The programs are gaining popularity in secondary and higher education environments.

Police Encourage Citizens to Text Their Crime Tips
GT Design
Text-a-tip programs are gaining in popularity across the country as they allow citizens to quickly alert authorities of possible crimes or bad behavior anonymously — and that includes in secondary and higher education environments.

The programs can promote safety with a range of issues, from supporting a family friendly environment at University of Southern California football games to helping thwart a Columbine-style shooting at a Douglas County, Colo., high school, where an anonymous tip led authorities to a student's home where they found weapons and a "kill list."

Providence College in Rhode Island highlights the program’s value in promoting a high quality of life and giving students and staff a way to look out for the community as a whole. The college began promoting a program called TipNow in January 2010 as a way for students, faculty and even parents to help make the campus a pleasant place to live and learn.

Since then, Koren Kanadanian, the college’s emergency management director, said the campus’ public safety dispatchers have fielded anonymous tips from students complaining of noise, smelling marijuana or students climbing on roofs. Student resident advisers will also use it to report underage drinking.

Though the program didn’t do everything he wanted right out of the box, Kanadanian said it was easy to work with Resiligence, the company that maintains TipNow, to get it to make improvements. For example, when the college first implemented TipNow, tipsters were required to send their text message to an e-mail address. The college worked with the company and now students and staff can send tips to a local phone number.
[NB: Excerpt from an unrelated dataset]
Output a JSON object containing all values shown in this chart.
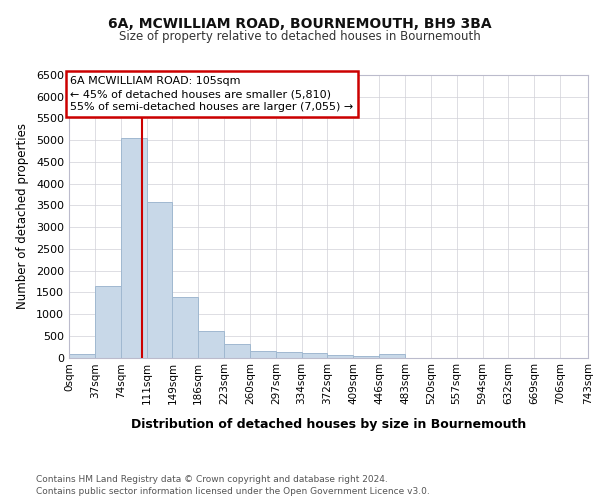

Also now when someone sends in a tip, they get an automatic reply instructing them to dial 911 or 2222, the campus emergency number, to report an emergency.

Kanadanian also asked the company to design the software’s management portion so dispatchers get a pop-up message on their computer screen whenever a tip comes in so a decision can be made on whether it will be acted on immediately or followed up on later.

It’s also integrated with the college’s computer-aided dispatch software to help with Clery Act reporting, which requires colleges and universities that participate in federal financial aid programs to track and disclose information about crime on and near their campuses. “I can track what came in and the tip is connected with this particular case,” he said. “Then I know that if I need to report it to Clery, it will get reported because it will match up the two, and I know I’ll use it in our statistics at the end of the year that we need for reporting.”

Every text alert goes to a long list of people including Kanadanian, dispatch supervisors, the security director — even the deans of students and residence life — receive copies of text messages, some at 2 a.m. on a Friday night. “Everybody wants to get it, even on their days off,” Kanadanian said. “They’re on the system, and they all requested it after they found out about the system.”